Amos I a sea — regarded in Old Testament poetry as a violent rebel against God, the Lord of nature, who therefore curbs his violence (Jeremiah 5:22).
or a whale — or some other sea monster (Isaiah 27:1), that Thou needest thus to watch and curb me? The Egyptians watched the crocodile most carefully to prevent its doing mischief.
Verse 14
The frightful dreams resulting from elephantiasis he attributes to God; the common belief assigned all night visions to God.
Verse 15
Umbreit translates, “So that I could wish to strangle myself - dead by my own hands.” He softens this idea of Job‘s harboring the thought of suicide, by representing it as entertained only in agonizing dreams, and immediately repudiated with horror in Job 7:16, “Yet that (self-strangling) I loathe.” This is forcible and graphic. Perhaps the meaning is simply, “My soul chooses (even) strangling (or any violent death) rather than my life,” literally, “my bones” (Psalm 35:10); that is, rather than the wasted and diseased skeleton, left to him. In this view, “I loathe it” (Job 7:16) refers to his life.
Verse 16
Let me alone — that is, cease to afflict me for the few and vain days still left to me.
Verse 17
(Psalm 8:4; Psalm 144:3). Job means, “What is man that thou shouldst make him [of so much importance], and that thou shouldst expend such attention [or, heart-thought] upon him” as to make him the subject of so severe trials? Job ought rather to have reasoned from God‘s condescending so far to notice man as to try him, that there must be a wise and loving purpose in trial. David uses the same words, in their right application, to express wonder that God should do so much as He does for insignificant man. Christians who know God manifest in the man Christ Jesus may use them still more.
Verse 18
With each new day (Psalm 73:14). It is rather God‘s mercies, not our trials, that are new every morning (Lamentations 3:23). The idea is that of a shepherd taking count of his flock every morning, to see if all are there [Cocceius].
Verse 19
How long (like a jealous keeper) wilt thou never take thine eyes off (so the Hebrew for “depart from”) me? Nor let me alone for a brief respite (literally, “so long as I take to swallow my spittle”), an Arabic proverb, like our, “till I draw my breath.”
Verse 20
I have sinned — Yet what sin can I do against (“to,” Job 35:6) thee (of such a nature that thou shouldst jealously watch and deprive me of all strength, as if thou didst fear me)? Yet thou art one who hast men ever in view, ever watchest them - O thou Watcher (Job 7:12; Daniel 9:14) of men. Job had borne with patience his trials, as sent by God (Job 1:21; Job 2:10); only his reason cannot reconcile the ceaseless continuance of his mental and bodily pains with his ideas of the divine nature.

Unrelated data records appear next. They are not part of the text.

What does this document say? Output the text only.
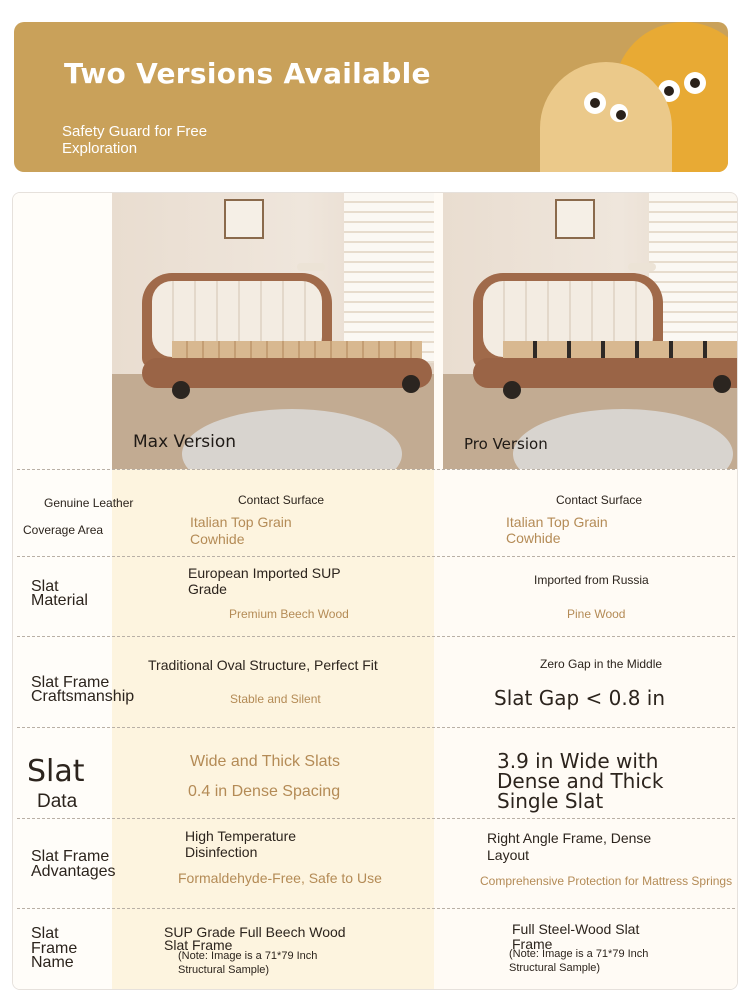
Two Versions Available
Safety Guard for Free
Exploration
Max Version	Pro Version
Genuine Leather
Coverage Area
Contact Surface
Italian Top Grain
Cowhide
Contact Surface
Italian Top Grain
Cowhide
Slat
Material
European Imported SUP
Grade
Premium Beech Wood
Imported from Russia
Pine Wood
Slat Frame
Craftsmanship
Traditional Oval Structure, Perfect Fit
Stable and Silent
Zero Gap in the Middle
Slat Gap < 0.8 in
Slat
Data
Wide and Thick Slats
0.4 in Dense Spacing
3.9 in Wide with
Dense and Thick
Single Slat
Slat Frame
Advantages
High Temperature
Disinfection
Formaldehyde-Free, Safe to Use
Right Angle Frame, Dense
Layout
Comprehensive Protection for Mattress Springs
Slat
Frame
Name
SUP Grade Full Beech Wood
Slat Frame
(Note: Image is a 71*79 Inch
Structural Sample)
Full Steel-Wood Slat
Frame
(Note: Image is a 71*79 Inch
Structural Sample)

set me as a mark — Wherefore dost thou make me thy point of attack? that is, ever assail me with new pains? [Umbreit] (Lamentations 3:12).
Verse 21
for now — very soon.
in the morning — not the resurrection; for then Job will be found. It is a figure, from one seeking a sick man in the morning, and finding he has died in the night. So Job implies that, if God does not help him at once, it will be too late, for he will be gone. The reason why God does not give an immediate sense of pardon to awakened sinners is that they think they have a claim on God for it.